Removing Barriers Blog

First Look at Credit Union Provisions in Omnibus Bill
Posted December 16, 2015 by CUNA Advocacy

Our advocacy team is currently in the process of going through the recently released omnibus package to determine its impact on credit unions.  This is an early analysis of “things we were looking for.”  It’s possible we’ve missed something or that we’ll uncover something as we dig deeper… but key initial take-aways are:

  1. There is no meaningful regulatory relief in the omnibus for credit unions or banks.
  2. Cyber security aimed at improving information sharing is included.
  3. Key funds that credit union support saw funding levels maintained or increased.

Here are some of our initial reads:

  • The omnibus does include a compromise version of the cyber-security bill we’ve been supportive of.  We need to dig into the details of the compromise, but it appears that a problematic provision is not included.  Don’t take this as a win just yet, but we think the cyber language is positive.
  • It also includes language requiring the banking regulators (including NCUA) to conduct a joint study of the appropriate capital requirements for mortgage servicing assets.  This language is essentially H.R. 1408, which we have supported.
  • NCUA’s Community Development Revolving Loan Program is funded at $2 million, which is the same level as it was funded for FY 2015.
  • Treasury’s Community Development Financial Institution Fund is funded at $233.5 million, which is 3.5 million more than FY 2015.
  • USAID’s Cooperative Development Program is funded at $11 million, which is $500,000 more than FY 2015.
  • There omnibus also includes a provision that may subject CFPB’s advisory committees to the Federal Advisory Committee Act, which would subject them to sunshine and other transparency requirements.  We’re evaluating the impact of that proposal.

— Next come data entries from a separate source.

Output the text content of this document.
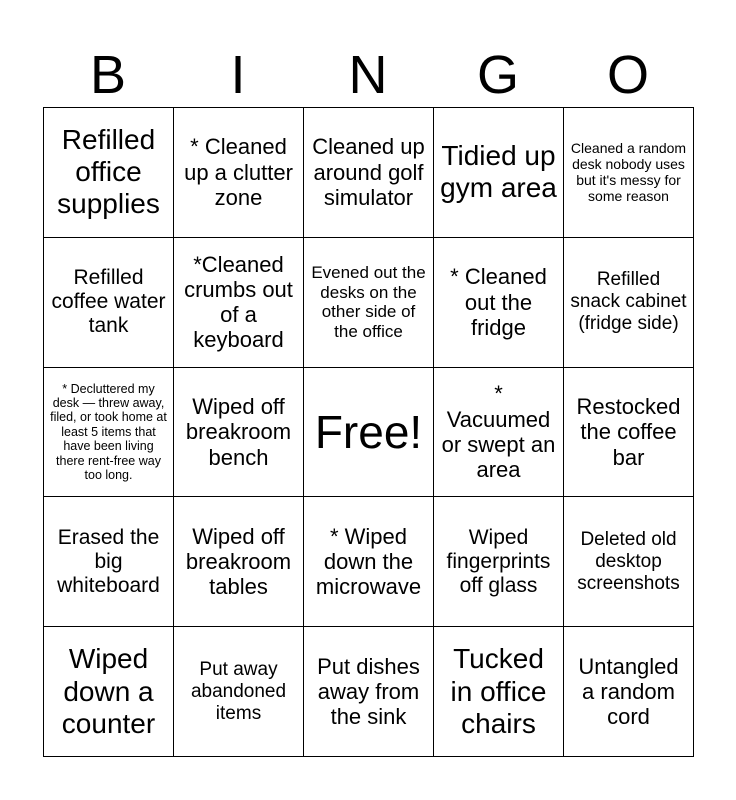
B	I	N	G	O
Refilled office supplies	* Cleaned up a clutter zone	Cleaned up around golf simulator	Tidied up gym area	Cleaned a random desk nobody uses but it's messy for some reason
Refilled coffee water tank	*Cleaned crumbs out of a keyboard	Evened out the desks on the other side of the office	* Cleaned out the fridge	Refilled snack cabinet (fridge side)
* Decluttered my desk — threw away, filed, or took home at least 5 items that have been living there rent-free way too long.	Wiped off breakroom bench	Free!	* Vacuumed or swept an area	Restocked the coffee bar
Erased the big whiteboard	Wiped off breakroom tables	* Wiped down the microwave	Wiped fingerprints off glass	Deleted old desktop screenshots
Wiped down a counter	Put away abandoned items	Put dishes away from the sink	Tucked in office chairs	Untangled a random cord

We had heard throughout yesterday that negotiations were taking place on financial services issues, but leaders were unable to reach agreement on these matters.  So, the omnibus does not include the Senate regulatory relief provisions in the Shelby bill that we had hoped for (aside from the mortgage servicing study).  It also does not address the fiduciary rule from the Department of Labor as we had hoped it would.  

So while we did not get additional relief, the good news is that it does not appear banks got anything in this bill either.  They were pursuing a fix to the cut in the fed dividend, which is not included in the bill.